The simplest way to explain what a forex chart is would be to say it’s a conglomeration of data that gives one the historical trend of the price and price mechanism. It presents the data in a pictorial form which makes it easy for the reader to assimilate the data. It is in x and y axis with the price represented in the y axis and the time in x axis.
Forex trading deals with currency the world over therefore it has forex charts that fluctuate and cover a large variety of currencies. The chart looks quite similar to that of the stock markets and not so difficult to comprehend once there is initial understanding of the same. A novice reader or trader of forex exchanges would also be able to understand the charts. It is best to select one specific currency pair and also a fixed time period to start one’s study of the chart. It would then make sense, particularly the graphical representation of the data collected in that period of time.
One must also bear in mind that the trading system in forex trade is also not one single fixed one. The chart therefore would vary depending on the forex trading system that has been adopted. There are line charts as also candle stick charts and OHLC charts. One must also bear the basic reading process of reading a pair from left to right.

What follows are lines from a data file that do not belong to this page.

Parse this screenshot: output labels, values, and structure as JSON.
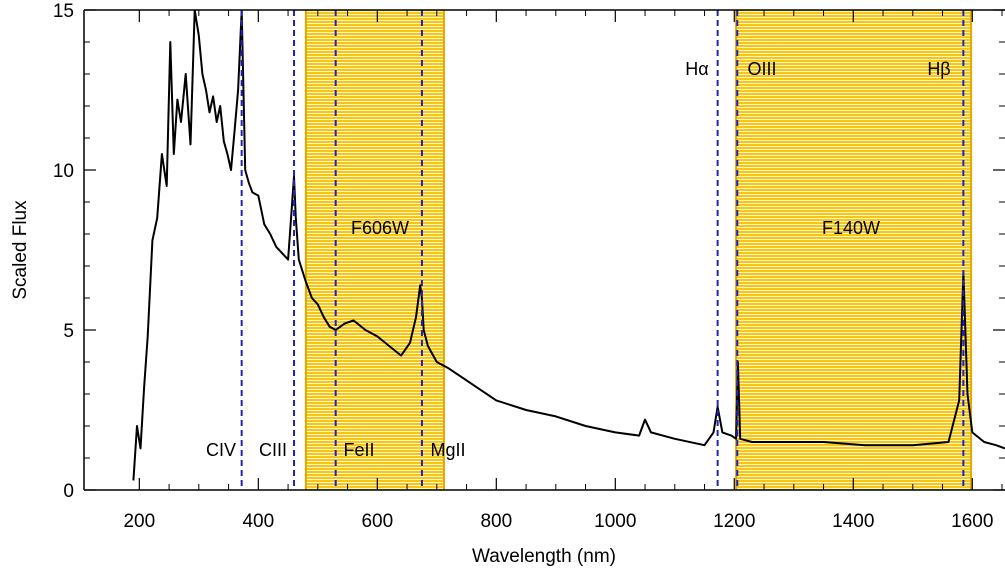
{
  "chart_data": {
    "type": "line",
    "xlabel": "Wavelength (nm)",
    "ylabel": "Scaled Flux",
    "xlim": [
      107,
      1655
    ],
    "ylim": [
      0,
      15
    ],
    "x_ticks": [
      200,
      400,
      600,
      800,
      1000,
      1200,
      1400,
      1600
    ],
    "y_ticks": [
      0,
      5,
      10,
      15
    ],
    "grid": false,
    "filter_bands": [
      {
        "name": "F606W",
        "x_start": 480,
        "x_end": 712,
        "color": "#f5c518"
      },
      {
        "name": "F140W",
        "x_start": 1203,
        "x_end": 1598,
        "color": "#f5c518"
      }
    ],
    "emission_lines": [
      {
        "name": "CIV",
        "x": 372
      },
      {
        "name": "CIII",
        "x": 460
      },
      {
        "name": "FeII",
        "x": 530
      },
      {
        "name": "MgII",
        "x": 675
      },
      {
        "name": "Hα",
        "x": 1172
      },
      {
        "name": "OIII",
        "x": 1205
      },
      {
        "name": "Hβ",
        "x": 1585
      }
    ],
    "line_color": "#2222bb",
    "series": [
      {
        "color": "#000000",
        "x": [
          190,
          196,
          202,
          208,
          214,
          222,
          230,
          238,
          246,
          252,
          258,
          264,
          270,
          278,
          286,
          293,
          300,
          306,
          312,
          318,
          324,
          330,
          336,
          342,
          348,
          354,
          360,
          366,
          372,
          378,
          384,
          390,
          400,
          410,
          420,
          430,
          440,
          450,
          457,
          460,
          463,
          468,
          480,
          490,
          500,
          510,
          520,
          530,
          545,
          560,
          580,
          600,
          620,
          640,
          655,
          665,
          672,
          675,
          678,
          685,
          700,
          720,
          760,
          800,
          850,
          900,
          950,
          1000,
          1040,
          1050,
          1060,
          1100,
          1150,
          1165,
          1172,
          1180,
          1195,
          1203,
          1206,
          1210,
          1230,
          1280,
          1350,
          1420,
          1500,
          1560,
          1578,
          1585,
          1592,
          1600,
          1620,
          1640,
          1655
        ],
        "y": [
          0.3,
          2.0,
          1.3,
          3.2,
          4.8,
          7.8,
          8.5,
          10.5,
          9.5,
          14.0,
          10.5,
          12.2,
          11.5,
          13.0,
          10.8,
          15.0,
          14.2,
          13.0,
          12.5,
          11.8,
          12.3,
          11.5,
          12.0,
          10.9,
          10.5,
          10.0,
          11.2,
          12.5,
          15.0,
          10.0,
          9.6,
          9.3,
          9.2,
          8.3,
          8.0,
          7.6,
          7.4,
          7.2,
          9.0,
          9.8,
          8.5,
          7.2,
          6.5,
          6.0,
          5.8,
          5.4,
          5.1,
          5.0,
          5.2,
          5.3,
          5.0,
          4.8,
          4.5,
          4.2,
          4.6,
          5.4,
          6.4,
          6.0,
          5.0,
          4.5,
          4.0,
          3.8,
          3.3,
          2.8,
          2.5,
          2.3,
          2.0,
          1.8,
          1.7,
          2.2,
          1.8,
          1.6,
          1.4,
          1.8,
          2.6,
          1.8,
          1.7,
          1.6,
          4.0,
          1.6,
          1.5,
          1.5,
          1.5,
          1.4,
          1.4,
          1.5,
          2.8,
          6.8,
          3.0,
          1.8,
          1.5,
          1.4,
          1.3
        ]
      }
    ]
  }
}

To confirm the pattern and trends, each system has a different time frame that it employs. If for example a trader takes up one currency pair on the x axis, it would be said that the trade is going in the traders favour if the chart goes up in the y axis. The quoted currency it means is falling when compared to the base currency. For a trader who wants to dispose of the pair, the pair must show a falling characteristic.
These are some of the basic fundamentals of interpreting the forex chart.